(Adds new outbreak reported by Connecticut hospital; updates number of potential exposures at Cedars-Sinai; adds new FDA alert)
By Steve Gorman
LOS ANGELES, March 4 (Reuters) – A second top Los Angeles hospital has reported an outbreak of drug-resistant “superbug” infections, and dozens more potential exposures, from procedures performed with a fiber-optic instrument called a duodenoscope.
The notice from Cedars-Sinai Medical Center of four such infections and 67 more patients who were at risk coincided with a hospital in Hartford, Connecticut, reporting a similar outbreak involving at least five infections and more than 280 potential exposures.
The Cedars-Sinai cases, like the larger number of infections and potential exposures reported last month at the UCLA Ronald Reagan Medical Center in Los Angeles, involved a family of germs called carbapenem-resistant Enterobacteriaceae, or CRE.
The bacteria identified on Wednesday in the Hartford Hospital outbreak was a drug-resistant strain of E.coli.
But the procedure and instrument implicated at all three hospitals were the same – an endoscopic retrograde cholangiopancreatography, or ERCP, performed with a duodenoscope.
The Food and Drug Administration, meanwhile, issued an updated safety alert for duodenoscopes, urging medical providers to inform patients of the risks, including possible transmission of infection, associated with the use of such instruments.
The alert also puts providers on notice to report any infections they suspect were caused by problems with the scopes to the manufacturer and the FDA.
The latest flurry of infections has raised new questions about whether manufacturers’ recommendations for disinfecting duodenoscopes are sufficient to protect patients.
The complex design of the instrument – flexible tubes that are threaded down the throat and stomach to the top of the small intestine to drain fluids from blocked pancreatic and bile ducts – may hinder proper cleaning, the FDA has warned.
A senior FDA official said this week that manufacturers’ own tests of disinfection measures they recommend contained flaws that rendered those cleaning procedures unreliable.
Makers of the devices include such camera companies as Olympus Corp, Fujifilm Holdings Corp and Pentax.
Olympus was the maker of the single duodenoscope linked to all 71 patients of concern at Cedars-Sinai, from August 2014 to February 2015, and of two suspect scopes tied to 179 potential exposures dating back to October at UCLA.
Seven of UCLA patients were confirmed to have been infected, and two of them had died.
One of the four infected Cedars-Sinai patients died from “an underlying disease,” not from the bacteria, as the infection had by then been cleared, the hospital said in its statement.

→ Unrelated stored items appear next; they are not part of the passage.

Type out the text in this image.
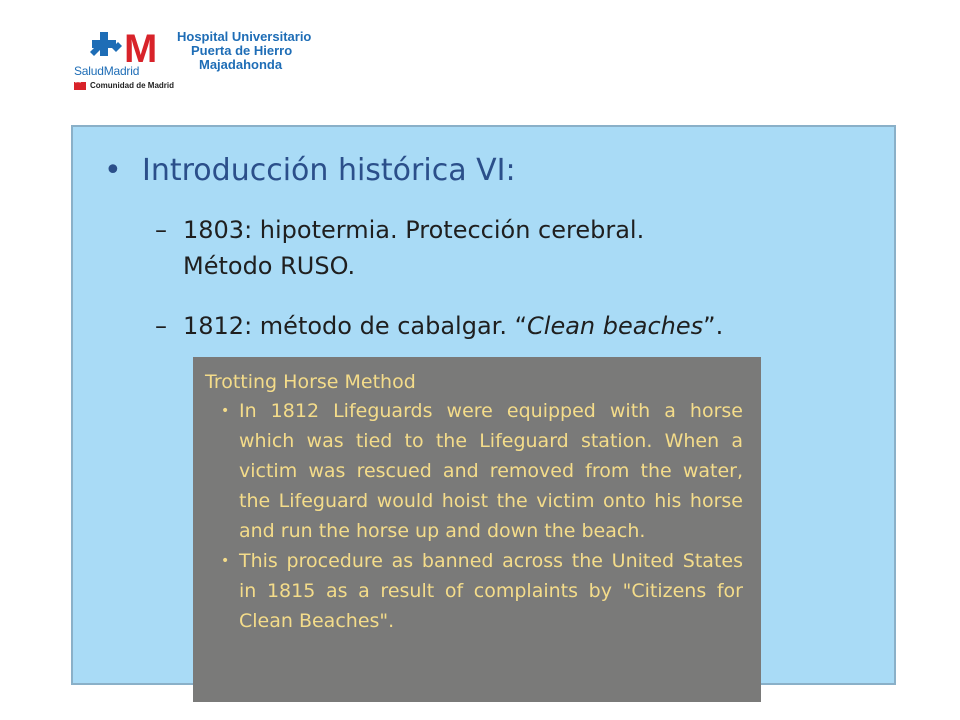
M
SaludMadrid
★★
Comunidad de Madrid
Hospital Universitario
Puerta de Hierro
Majadahonda
• Introducción histórica VI:
– 1803: hipotermia. Protección cerebral.
Método RUSO.
– 1812: método de cabalgar. “Clean beaches”.
Trotting Horse Method
• In 1812 Lifeguards were equipped with a horse which was tied to the Lifeguard station. When a victim was rescued and removed from the water, the Lifeguard would hoist the victim onto his horse and run the horse up and down the beach.
• This procedure as banned across the United States in 1815 as a result of complaints by "Citizens for Clean Beaches".
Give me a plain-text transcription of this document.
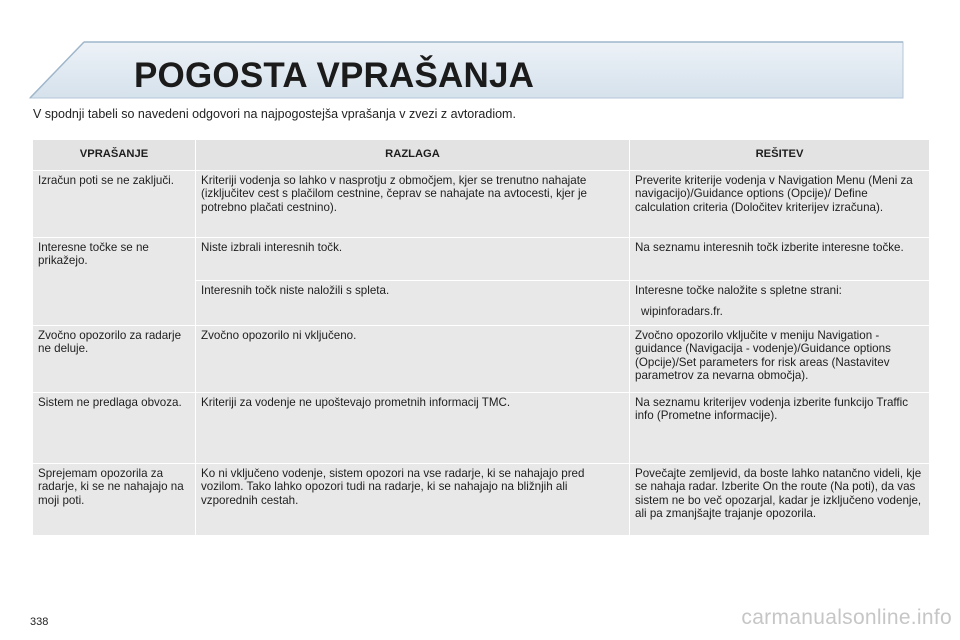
POGOSTA VPRAŠANJA

V spodnji tabeli so navedeni odgovori na najpogostejša vprašanja v zvezi z avtoradiom.

VPRAŠANJE	RAZLAGA	REŠITEV
Izračun poti se ne zaključi.	Kriteriji vodenja so lahko v nasprotju z območjem, kjer se trenutno nahajate (izključitev cest s plačilom cestnine, čeprav se nahajate na avtocesti, kjer je potrebno plačati cestnino).	Preverite kriterije vodenja v Navigation Menu (Meni za navigacijo)/Guidance options (Opcije)/ Define calculation criteria (Določitev kriterijev izračuna).
Interesne točke se ne prikažejo.	Niste izbrali interesnih točk.	Na seznamu interesnih točk izberite interesne točke.
	Interesnih točk niste naložili s spleta.	Interesne točke naložite s spletne strani:
wipinforadars.fr.

Zvočno opozorilo za radarje ne deluje.	Zvočno opozorilo ni vključeno.	Zvočno opozorilo vključite v meniju Navigation - guidance (Navigacija - vodenje)/Guidance options (Opcije)/Set parameters for risk areas (Nastavitev parametrov za nevarna območja).
Sistem ne predlaga obvoza.	Kriteriji za vodenje ne upoštevajo prometnih informacij TMC.	Na seznamu kriterijev vodenja izberite funkcijo Traffic info (Prometne informacije).
Sprejemam opozorila za radarje, ki se ne nahajajo na moji poti.	Ko ni vključeno vodenje, sistem opozori na vse radarje, ki se nahajajo pred vozilom. Tako lahko opozori tudi na radarje, ki se nahajajo na bližnjih ali vzporednih cestah.	Povečajte zemljevid, da boste lahko natančno videli, kje se nahaja radar. Izberite On the route (Na poti), da vas sistem ne bo več opozarjal, kadar je izključeno vodenje, ali pa zmanjšajte trajanje opozorila.
338	carmanualsonline.info
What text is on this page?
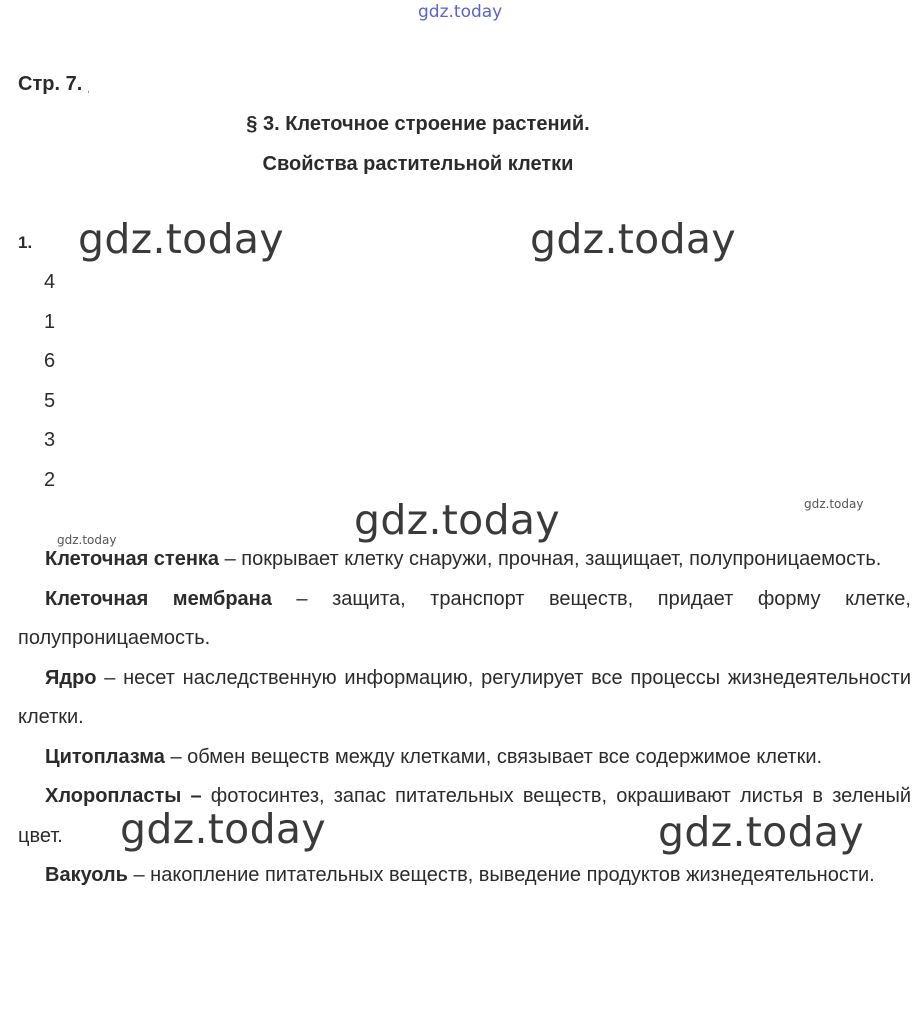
gdz.today
Стр. 7. ˌ
§ 3. Клеточное строение растений.
Свойства растительной клетки
1.
4
1
6
5
3
2

Клеточная стенка – покрывает клетку снаружи, прочная, защищает, полупроницаемость.

Клеточная мембрана – защита, транспорт веществ, придает форму клетке, полупроницаемость.

Ядро – несет наследственную информацию, регулирует все процессы жизнедеятельности клетки.

Цитоплазма – обмен веществ между клетками, связывает все содержимое клетки.

Хлоропласты – фотосинтез, запас питательных веществ, окрашивают листья в зеленый цвет.

Вакуоль – накопление питательных веществ, выведение продуктов жизнедеятельности.

gdz.today	gdz.today
gdz.today
gdz.today	gdz.today
gdz.today
gdz.today
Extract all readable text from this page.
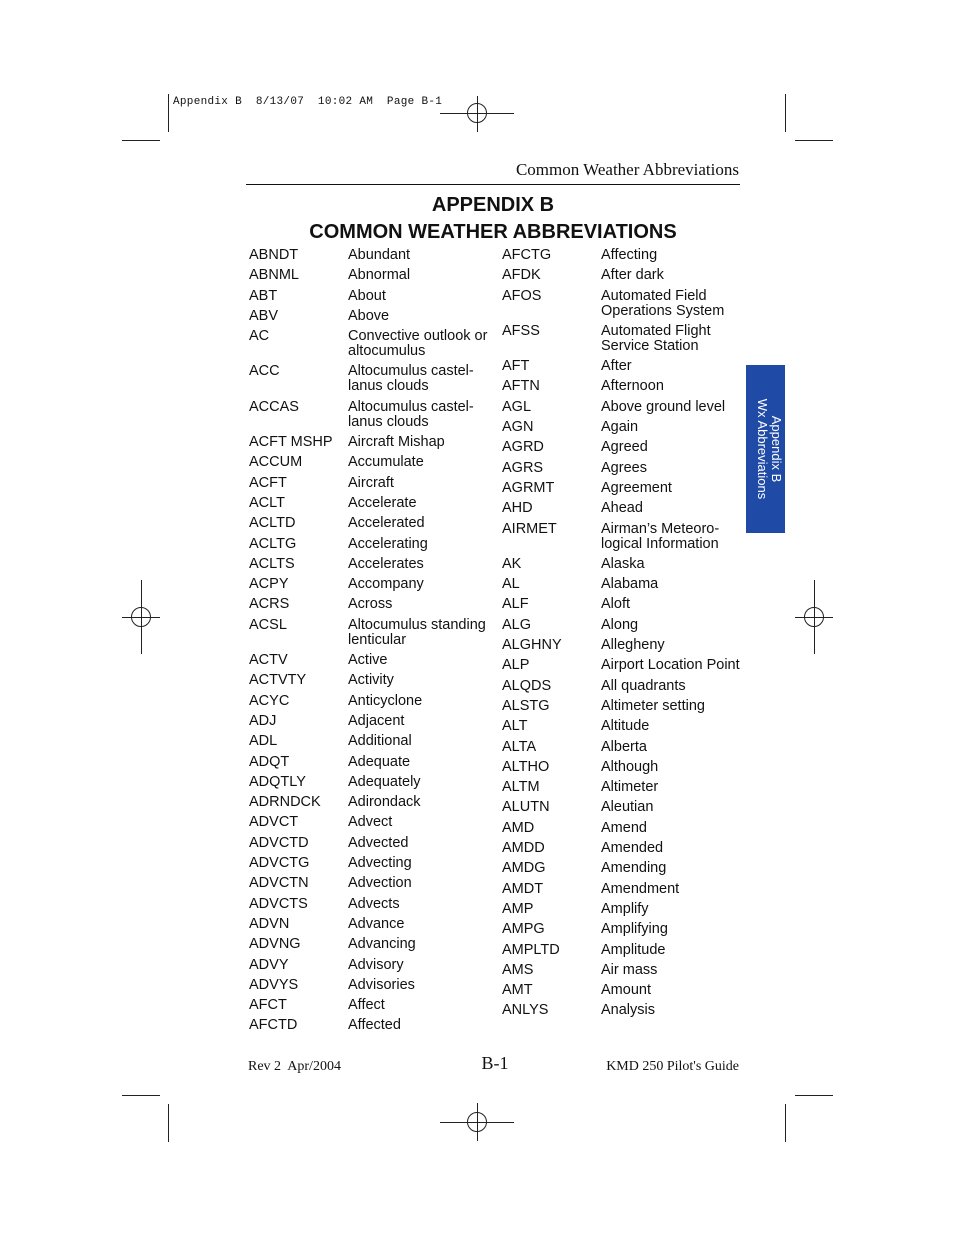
Appendix B  8/13/07  10:02 AM  Page B-1
Common Weather Abbreviations
APPENDIX B
COMMON WEATHER ABBREVIATIONS
ABNDT	Abundant
ABNML	Abnormal
ABT	About
ABV	Above
AC	Convective outlook or altocumulus
ACC	Altocumulus castel-lanus clouds
ACCAS	Altocumulus castel-lanus clouds
ACFT MSHP	Aircraft Mishap
ACCUM	Accumulate
ACFT	Aircraft
ACLT	Accelerate
ACLTD	Accelerated
ACLTG	Accelerating
ACLTS	Accelerates
ACPY	Accompany
ACRS	Across
ACSL	Altocumulus standing lenticular
ACTV	Active
ACTVTY	Activity
ACYC	Anticyclone
ADJ	Adjacent
ADL	Additional
ADQT	Adequate
ADQTLY	Adequately
ADRNDCK	Adirondack
ADVCT	Advect
ADVCTD	Advected
ADVCTG	Advecting
ADVCTN	Advection
ADVCTS	Advects
ADVN	Advance
ADVNG	Advancing
ADVY	Advisory
ADVYS	Advisories
AFCT	Affect
AFCTD	Affected
AFCTG	Affecting
AFDK	After dark
AFOS	Automated Field Operations System
AFSS	Automated Flight Service Station
AFT	After
AFTN	Afternoon
AGL	Above ground level
AGN	Again
AGRD	Agreed
AGRS	Agrees
AGRMT	Agreement
AHD	Ahead
AIRMET	Airman’s Meteoro-logical Information
AK	Alaska
AL	Alabama
ALF	Aloft
ALG	Along
ALGHNY	Allegheny
ALP	Airport Location Point
ALQDS	All quadrants
ALSTG	Altimeter setting
ALT	Altitude
ALTA	Alberta
ALTHO	Although
ALTM	Altimeter
ALUTN	Aleutian
AMD	Amend
AMDD	Amended
AMDG	Amending
AMDT	Amendment
AMP	Amplify
AMPG	Amplifying
AMPLTD	Amplitude
AMS	Air mass
AMT	Amount
ANLYS	Analysis
Appendix B
Wx Abbreviations
Rev 2  Apr/2004	B-1	KMD 250 Pilot's Guide
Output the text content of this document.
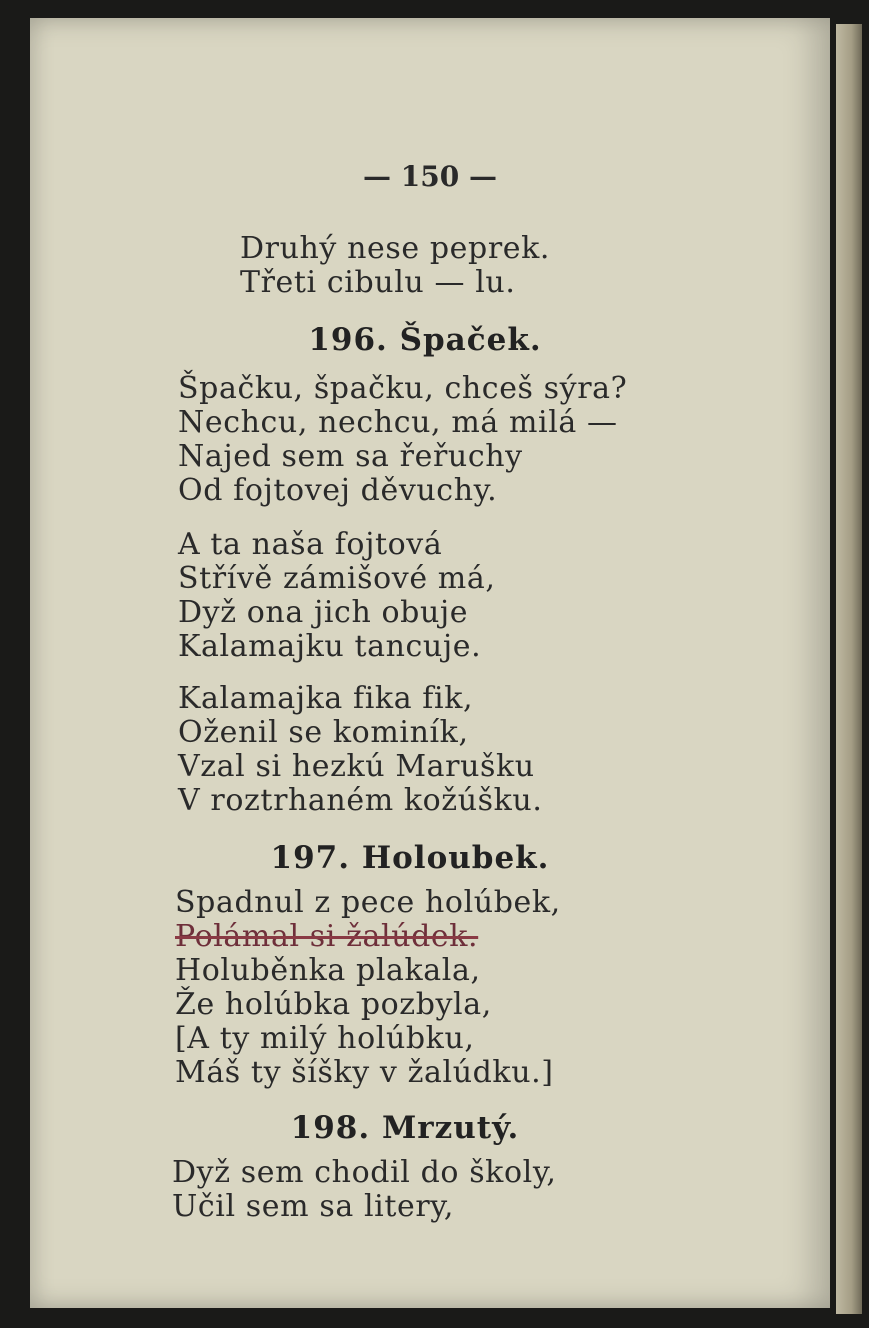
— 150 —
Druhý nese peprek.
Třeti cibulu — lu.
196. Špaček.
Špačku, špačku, chceš sýra?
Nechcu, nechcu, má milá —
Najed sem sa řeřuchy
Od fojtovej děvuchy.
A ta naša fojtová
Střívě zámišové má,
Dyž ona jich obuje
Kalamajku tancuje.
Kalamajka fika fik,
Oženil se kominík,
Vzal si hezkú Marušku
V roztrhaném kožúšku.
197. Holoubek.
Spadnul z pece holúbek,
Polámal si žalúdek.
Holuběnka plakala,
Že holúbka pozbyla,
[A ty milý holúbku,
Máš ty šíšky v žalúdku.]
198. Mrzutý.
Dyž sem chodil do školy,
Učil sem sa litery,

Hartford Hospital said it found five or six of its patients had contracted drug-resistant E.coli last year from two duodenoscopes used in 281 more procedures, leading doctors to conclude that those additional patients may have been exposed.
Both privately run Cedars-Sinai and UCLA, a public hospital, say they were offering potentially exposed patients free home-testing kits. The two facilities also said they have begun using enhanced disinfection procedures, above and beyond the manufacturer recommendations.
Duodenoscopes have been associated with episodic infections for more than a decade. But an increasing number of germs have developed a resistance to antibiotics, making them potentially more dangerous and difficult to treat.